Hazard shook his head and didn’t answer. “This is too wide,” he said, pointing at the trampled path.
Somers squinted. “You’re right. He wasn’t just going himself. He was dragging something.”
“Or someone.”
Somers pushed into the broken line of growth, fought through a tangle of prickers, and scrambled onto a bare patch of dirt. He heard Hazard following him, although the bigger man was obviously having more difficulty—and doing a great deal more swearing. It was easy to follow the trail that Chendo had forced through the woods. It curved down and around the slope of the bluff. Dirt crumbled under Somers’s leather soles, and more than once he slipped and had to catch himself.
“This would have been a hell of a thing to do in the middle of the night,” Somers called over his shoulder.
No answer from Hazard except more swearing.
The smell of the humid summer was mixed now with a cool, earthy scent, and the occasional burst of the moldering dead leaves from last autumn.

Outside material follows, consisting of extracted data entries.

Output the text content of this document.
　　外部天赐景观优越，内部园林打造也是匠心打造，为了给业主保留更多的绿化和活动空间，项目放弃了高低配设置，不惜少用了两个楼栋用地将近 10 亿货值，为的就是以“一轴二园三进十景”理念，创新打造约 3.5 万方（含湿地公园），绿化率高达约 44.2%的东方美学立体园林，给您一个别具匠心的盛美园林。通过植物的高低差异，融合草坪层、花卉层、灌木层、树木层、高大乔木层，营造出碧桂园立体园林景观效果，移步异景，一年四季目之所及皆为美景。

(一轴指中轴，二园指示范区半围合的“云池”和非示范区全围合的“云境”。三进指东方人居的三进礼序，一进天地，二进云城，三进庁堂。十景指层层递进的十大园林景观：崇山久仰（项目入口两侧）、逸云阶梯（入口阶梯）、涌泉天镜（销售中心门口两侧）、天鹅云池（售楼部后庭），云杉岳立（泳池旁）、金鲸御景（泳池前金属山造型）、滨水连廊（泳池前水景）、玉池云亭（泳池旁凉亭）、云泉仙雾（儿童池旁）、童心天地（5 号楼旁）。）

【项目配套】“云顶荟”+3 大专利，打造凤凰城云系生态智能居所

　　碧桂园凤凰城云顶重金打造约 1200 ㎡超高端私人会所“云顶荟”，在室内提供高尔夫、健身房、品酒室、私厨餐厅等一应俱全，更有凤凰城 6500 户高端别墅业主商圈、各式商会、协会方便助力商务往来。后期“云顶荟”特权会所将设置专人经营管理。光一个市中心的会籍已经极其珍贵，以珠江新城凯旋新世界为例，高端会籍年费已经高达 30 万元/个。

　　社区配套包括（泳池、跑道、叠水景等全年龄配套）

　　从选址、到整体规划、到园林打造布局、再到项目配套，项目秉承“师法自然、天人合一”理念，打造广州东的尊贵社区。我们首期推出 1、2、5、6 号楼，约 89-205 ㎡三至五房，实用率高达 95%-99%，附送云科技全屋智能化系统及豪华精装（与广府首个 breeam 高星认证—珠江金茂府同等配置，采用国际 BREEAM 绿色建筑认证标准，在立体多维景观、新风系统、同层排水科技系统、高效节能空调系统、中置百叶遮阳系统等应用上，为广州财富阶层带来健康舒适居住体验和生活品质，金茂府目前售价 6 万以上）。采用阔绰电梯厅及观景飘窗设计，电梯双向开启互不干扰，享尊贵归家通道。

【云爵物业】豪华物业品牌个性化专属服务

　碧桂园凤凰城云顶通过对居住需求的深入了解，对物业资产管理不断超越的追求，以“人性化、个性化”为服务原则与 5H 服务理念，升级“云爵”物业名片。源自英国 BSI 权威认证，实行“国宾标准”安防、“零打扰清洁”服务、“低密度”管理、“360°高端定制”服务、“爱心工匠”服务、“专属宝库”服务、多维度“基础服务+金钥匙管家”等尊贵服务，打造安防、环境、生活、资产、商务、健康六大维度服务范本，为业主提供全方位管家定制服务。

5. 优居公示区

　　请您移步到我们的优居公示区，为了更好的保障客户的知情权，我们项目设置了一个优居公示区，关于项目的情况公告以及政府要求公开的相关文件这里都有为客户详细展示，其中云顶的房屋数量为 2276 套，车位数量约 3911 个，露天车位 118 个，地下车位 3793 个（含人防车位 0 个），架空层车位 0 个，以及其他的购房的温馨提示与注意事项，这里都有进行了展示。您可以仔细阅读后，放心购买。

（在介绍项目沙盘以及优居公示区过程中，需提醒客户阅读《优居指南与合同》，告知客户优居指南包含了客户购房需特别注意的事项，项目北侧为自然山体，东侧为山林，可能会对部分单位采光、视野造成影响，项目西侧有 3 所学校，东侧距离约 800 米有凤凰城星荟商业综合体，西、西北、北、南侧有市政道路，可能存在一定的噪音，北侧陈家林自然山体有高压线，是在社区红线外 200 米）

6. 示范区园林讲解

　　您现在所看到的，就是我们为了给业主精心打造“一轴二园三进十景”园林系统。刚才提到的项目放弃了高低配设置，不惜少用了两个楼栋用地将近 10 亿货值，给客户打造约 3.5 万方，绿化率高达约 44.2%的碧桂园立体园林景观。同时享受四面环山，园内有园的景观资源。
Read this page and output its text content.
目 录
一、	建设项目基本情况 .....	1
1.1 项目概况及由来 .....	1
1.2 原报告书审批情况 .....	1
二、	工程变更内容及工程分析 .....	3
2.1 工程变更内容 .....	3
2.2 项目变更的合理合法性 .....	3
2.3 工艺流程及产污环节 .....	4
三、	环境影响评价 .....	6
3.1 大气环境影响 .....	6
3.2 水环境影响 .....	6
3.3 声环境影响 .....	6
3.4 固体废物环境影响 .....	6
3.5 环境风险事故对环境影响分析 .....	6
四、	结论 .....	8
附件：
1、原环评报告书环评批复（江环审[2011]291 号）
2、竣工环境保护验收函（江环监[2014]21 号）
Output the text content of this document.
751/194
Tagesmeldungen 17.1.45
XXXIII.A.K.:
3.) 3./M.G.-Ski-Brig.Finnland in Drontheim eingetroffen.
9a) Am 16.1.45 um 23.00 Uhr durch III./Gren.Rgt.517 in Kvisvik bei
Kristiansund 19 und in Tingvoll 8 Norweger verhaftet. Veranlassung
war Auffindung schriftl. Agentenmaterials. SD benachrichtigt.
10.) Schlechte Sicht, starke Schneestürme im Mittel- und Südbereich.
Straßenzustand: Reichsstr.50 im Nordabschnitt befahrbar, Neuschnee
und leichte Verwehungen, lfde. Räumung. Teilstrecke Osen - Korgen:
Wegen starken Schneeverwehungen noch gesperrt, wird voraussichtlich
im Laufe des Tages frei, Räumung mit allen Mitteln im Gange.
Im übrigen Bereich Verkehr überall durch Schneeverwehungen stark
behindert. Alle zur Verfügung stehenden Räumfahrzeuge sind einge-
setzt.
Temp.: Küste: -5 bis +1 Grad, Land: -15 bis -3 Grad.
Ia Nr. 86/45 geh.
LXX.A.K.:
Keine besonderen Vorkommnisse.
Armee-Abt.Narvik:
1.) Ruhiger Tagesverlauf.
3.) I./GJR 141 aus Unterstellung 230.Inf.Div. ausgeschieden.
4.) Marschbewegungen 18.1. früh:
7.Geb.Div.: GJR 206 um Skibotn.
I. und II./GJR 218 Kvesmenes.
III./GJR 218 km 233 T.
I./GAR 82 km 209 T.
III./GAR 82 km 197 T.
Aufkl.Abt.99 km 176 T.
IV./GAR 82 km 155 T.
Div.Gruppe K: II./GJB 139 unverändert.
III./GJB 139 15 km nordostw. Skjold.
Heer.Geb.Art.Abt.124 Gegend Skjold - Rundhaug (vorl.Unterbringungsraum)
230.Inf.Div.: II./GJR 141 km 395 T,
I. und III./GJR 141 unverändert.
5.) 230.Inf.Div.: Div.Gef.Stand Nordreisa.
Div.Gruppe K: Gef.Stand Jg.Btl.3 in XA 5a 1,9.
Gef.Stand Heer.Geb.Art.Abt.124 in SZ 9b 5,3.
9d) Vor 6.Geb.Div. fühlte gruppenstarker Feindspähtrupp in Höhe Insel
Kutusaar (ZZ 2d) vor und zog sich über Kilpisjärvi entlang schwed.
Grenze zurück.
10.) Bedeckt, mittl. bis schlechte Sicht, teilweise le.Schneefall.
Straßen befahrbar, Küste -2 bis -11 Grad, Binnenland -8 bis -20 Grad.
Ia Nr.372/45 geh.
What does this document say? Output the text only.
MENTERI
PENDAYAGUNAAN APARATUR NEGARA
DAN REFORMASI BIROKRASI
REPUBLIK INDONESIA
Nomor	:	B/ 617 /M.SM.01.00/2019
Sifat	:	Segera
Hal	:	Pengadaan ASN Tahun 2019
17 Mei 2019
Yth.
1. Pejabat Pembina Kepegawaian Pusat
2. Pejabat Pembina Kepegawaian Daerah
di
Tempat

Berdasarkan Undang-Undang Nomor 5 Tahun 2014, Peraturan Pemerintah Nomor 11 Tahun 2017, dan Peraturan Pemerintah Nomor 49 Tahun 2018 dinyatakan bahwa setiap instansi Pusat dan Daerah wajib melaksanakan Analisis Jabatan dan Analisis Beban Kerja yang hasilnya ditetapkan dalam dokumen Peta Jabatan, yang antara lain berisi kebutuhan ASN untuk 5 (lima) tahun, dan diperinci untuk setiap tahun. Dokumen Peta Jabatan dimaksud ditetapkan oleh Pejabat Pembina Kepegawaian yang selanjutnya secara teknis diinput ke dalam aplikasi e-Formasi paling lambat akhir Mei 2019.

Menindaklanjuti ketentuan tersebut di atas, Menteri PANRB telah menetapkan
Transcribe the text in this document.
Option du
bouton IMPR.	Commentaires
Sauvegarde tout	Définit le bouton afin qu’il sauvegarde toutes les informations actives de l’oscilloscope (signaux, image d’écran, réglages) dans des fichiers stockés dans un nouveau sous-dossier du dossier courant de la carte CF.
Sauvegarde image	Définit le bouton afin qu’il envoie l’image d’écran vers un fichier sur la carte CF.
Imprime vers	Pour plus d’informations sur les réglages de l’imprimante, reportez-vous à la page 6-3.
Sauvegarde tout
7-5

As Somers hugged the bluff and continued down, though, a caught a whiff of something else. A reek of decay. And then the whisper of the leaves was replaced by a steady buzzing.
Somers knew what they were going to find; he’d smelled that smell before, he’d heard that horrible buzzing. And around the next curve of the hill, he found it. The body was swollen and, under the black, writhing masses of the flies, it was a bluish-gray color. The stink of rot poured off the corpse. Somers stood there for a moment, studying the scene.
When Hazard reached him a moment later, he uttered a single word: “Fuck.”
Yes, Somers thought. They were fucked. Because the body in front of them was missing its head and hands, and that was going to make identifying it a hell of a lot harder.